Дивин доковылял до полкового КП и попытался пожалиться Бате, но тот посмотрел с каким-то нехорошим любопытством и вдруг приказал, злорадно улыбаясь:
— А знаешь-ка что, друг ситный, это даже хорошо, что тебе никуда ходить нельзя. Эй, Алексей Алексеевич, выдайте этому болящему две тетради потолще, ручку и чернила. Ставлю боевую задачу, товарищ лейтенант: сядете и подробно, по пунктам, изложите свои взгляды по улучшению тактики применения штурмовой авиации. Что называется, от а до я. Потом лично проверю!
— Но...
— И никаких «но»! Нужно обобщать полученный боевой опыт, делиться им с другими. Выполняйте!
— Есть.
— Напрасно вы так огорчаетесь, Дивин, — подключился к разговору замполит. — Боевая мощь любого подразделения, любой воинской части, складывается из мастерства отдельных бойцов, командиров и экипажей. Их смелости, героизма, воли и стойкости. И ваша святая обязанность приложить все усилия, чтобы ваши навыки у умения могли взять на вооружение товарищи.
— Да я не отказываюсь, — мигом пошел на попятную Григорий. Получать выволочку от Багдасаряна не хотелось, мужик был хоть и справедливый, но, как бы это помягче, чересчур увлекающийся и все могло вполне обернуться лекцией на пару-тройку часиков. — Надо, так надо.
— Новичков в полку много, — посетовал Хромов. — Поэтому распиши подробнее, как нужно вести детальную ориентировку в полете по новым, неизученным маршрутам, как ее восстанавливать после боя с истребителями противника.
— И о том, что к полету надо относиться творчески, действовать в воздухе не по шаблону, с огоньком, по-комсомольски и по-коммунистически, не забудь написать, — попросил Багдасарян. — Кстати, а ты сам комсомолец?

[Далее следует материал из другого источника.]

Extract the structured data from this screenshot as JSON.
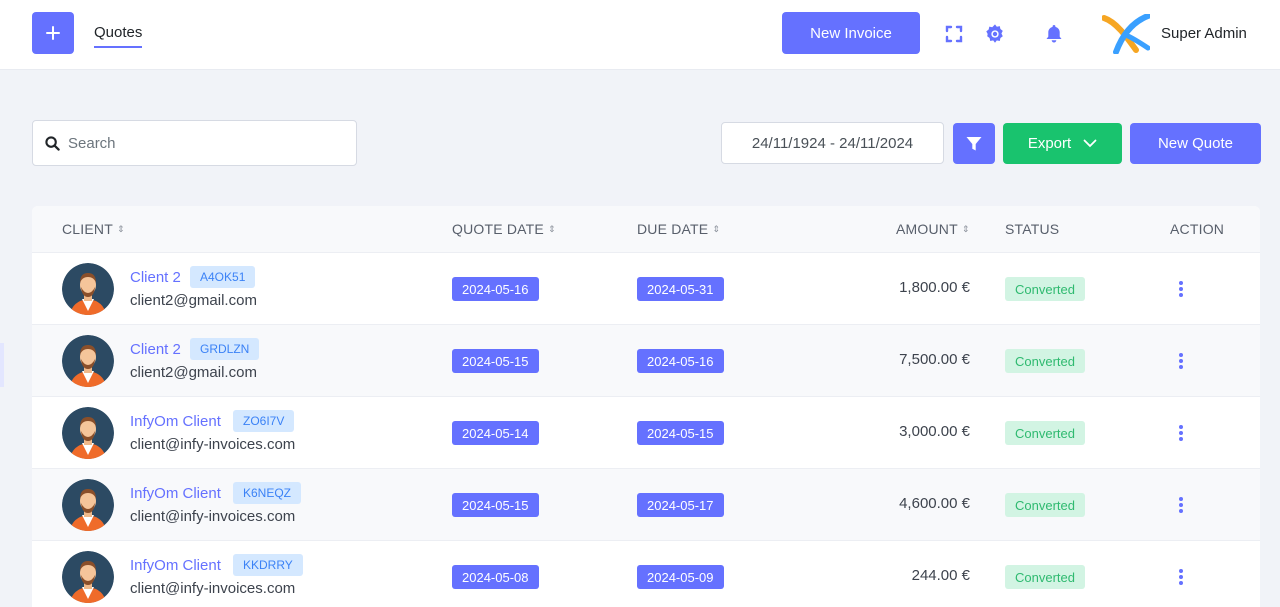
{
  "header": {
    "nav_tab": "Quotes",
    "new_invoice_label": "New Invoice",
    "user_name": "Super Admin"
  },
  "toolbar": {
    "search_placeholder": "Search",
    "date_range": "24/11/1924 - 24/11/2024",
    "export_label": "Export",
    "new_quote_label": "New Quote"
  },
  "table": {
    "columns": {
      "client": "CLIENT",
      "quote_date": "QUOTE DATE",
      "due_date": "DUE DATE",
      "amount": "AMOUNT",
      "status": "STATUS",
      "action": "ACTION"
    },
    "rows": [
      {
        "client": "Client 2",
        "code": "A4OK51",
        "email": "client2@gmail.com",
        "quote_date": "2024-05-16",
        "due_date": "2024-05-31",
        "amount": "1,800.00 €",
        "status": "Converted"
      },
      {
        "client": "Client 2",
        "code": "GRDLZN",
        "email": "client2@gmail.com",
        "quote_date": "2024-05-15",
        "due_date": "2024-05-16",
        "amount": "7,500.00 €",
        "status": "Converted"
      },
      {
        "client": "InfyOm Client",
        "code": "ZO6I7V",
        "email": "client@infy-invoices.com",
        "quote_date": "2024-05-14",
        "due_date": "2024-05-15",
        "amount": "3,000.00 €",
        "status": "Converted"
      },
      {
        "client": "InfyOm Client",
        "code": "K6NEQZ",
        "email": "client@infy-invoices.com",
        "quote_date": "2024-05-15",
        "due_date": "2024-05-17",
        "amount": "4,600.00 €",
        "status": "Converted"
      },
      {
        "client": "InfyOm Client",
        "code": "KKDRRY",
        "email": "client@infy-invoices.com",
        "quote_date": "2024-05-08",
        "due_date": "2024-05-09",
        "amount": "244.00 €",
        "status": "Converted"
      }
    ]
  },
  "colors": {
    "primary": "#6571ff",
    "success": "#19c36e",
    "badge_bg": "#d4e8ff",
    "status_bg": "#d2f4e3"
  },
  "icons": {
    "add": "plus-icon",
    "fullscreen": "fullscreen-icon",
    "settings": "gear-icon",
    "notifications": "bell-icon",
    "search": "search-icon",
    "filter": "filter-icon",
    "export": "chevron-down-icon",
    "row_action": "kebab-menu-icon",
    "avatar": "user-avatar-icon"
  }
}
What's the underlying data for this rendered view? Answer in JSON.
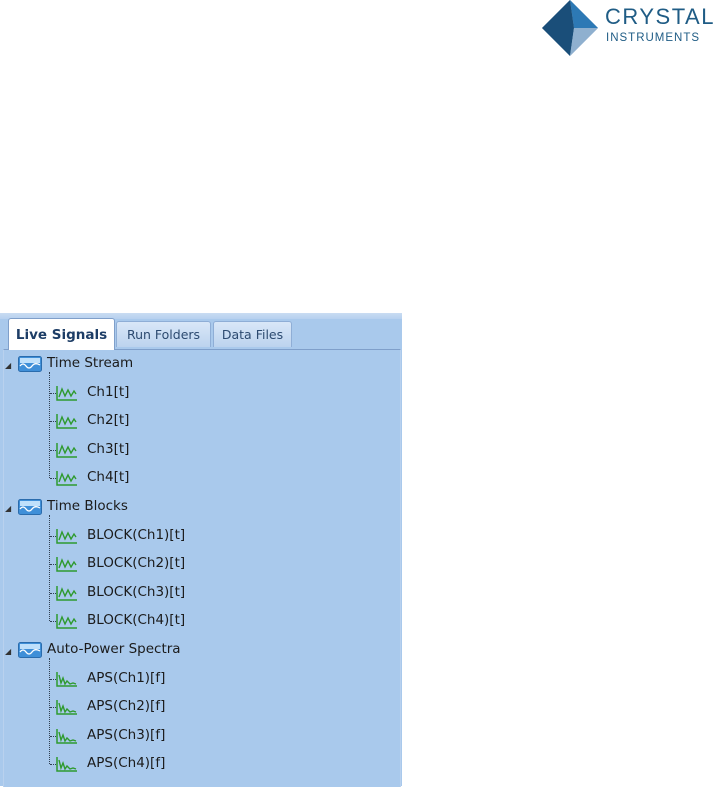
{
  "logo": {
    "brand": "CRYSTAL",
    "sub": "INSTRUMENTS",
    "colors": {
      "dark": "#1a4e79",
      "light": "#2d79b5",
      "pale": "#a7bfd6"
    }
  },
  "panel": {
    "tabs": [
      {
        "label": "Live Signals",
        "active": true
      },
      {
        "label": "Run Folders",
        "active": false
      },
      {
        "label": "Data Files",
        "active": false
      }
    ],
    "tree": [
      {
        "label": "Time Stream",
        "expanded": true,
        "icon": "signal-group-icon",
        "children": [
          {
            "label": "Ch1[t]",
            "icon": "time-signal-icon"
          },
          {
            "label": "Ch2[t]",
            "icon": "time-signal-icon"
          },
          {
            "label": "Ch3[t]",
            "icon": "time-signal-icon"
          },
          {
            "label": "Ch4[t]",
            "icon": "time-signal-icon"
          }
        ]
      },
      {
        "label": "Time Blocks",
        "expanded": true,
        "icon": "signal-group-icon",
        "children": [
          {
            "label": "BLOCK(Ch1)[t]",
            "icon": "time-signal-icon"
          },
          {
            "label": "BLOCK(Ch2)[t]",
            "icon": "time-signal-icon"
          },
          {
            "label": "BLOCK(Ch3)[t]",
            "icon": "time-signal-icon"
          },
          {
            "label": "BLOCK(Ch4)[t]",
            "icon": "time-signal-icon"
          }
        ]
      },
      {
        "label": "Auto-Power Spectra",
        "expanded": true,
        "icon": "signal-group-icon",
        "children": [
          {
            "label": "APS(Ch1)[f]",
            "icon": "spectrum-signal-icon"
          },
          {
            "label": "APS(Ch2)[f]",
            "icon": "spectrum-signal-icon"
          },
          {
            "label": "APS(Ch3)[f]",
            "icon": "spectrum-signal-icon"
          },
          {
            "label": "APS(Ch4)[f]",
            "icon": "spectrum-signal-icon"
          }
        ]
      }
    ]
  },
  "colors": {
    "panel_bg": "#a9c9ec",
    "signal_green": "#2e9a2e",
    "group_icon_blue": "#3f8fd8"
  }
}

— Я не могу ответить на ваш вопрос, — осторожно сказал экспат. Разговор перешел на скользкую тему, углубляться в которую он не хотел. — Вы же знаете, я после контузии не до конца все вспомнил. Может быть, раньше и был комсомольцем, но документы сгорели.
— Да, верно, было дело, я даже запрос отправлял, — замполит с прищуром посмотрел на Григория. Что-то непонятное промелькнуло во взгляде, но экспат не успел понять, что именно. Подозрение? Интерес? Сомнение? Кто знает... Дивин поспешил уйти с КП, от греха подальше.
Вот так и получилось, что нынче лейтенант сидел за столом в блиндаже и старательно заполнял убористым почерком страницу за страницей в выданных Зотовым тетрадях. А поредевшая эскадрилья ушла на задание без него. Опять.
Карманову, как Григорий и предполагал, сделали внушение после изучения снимков, привезенных Куприяновым, но тем дело и ограничилось. Естественно, положительных эмоций это капитану не добавило. С командиром полка и замполитом ругаться он не решился, зато попытался сорвать злость на подчиненных. Наорал на Валиева, придравшись к якобы несвежему подворотничку, заставил Филатова убрать с прохода мешавшие ему пройти унты, сделал грубое замечание экспату за чернильное пятно на столе.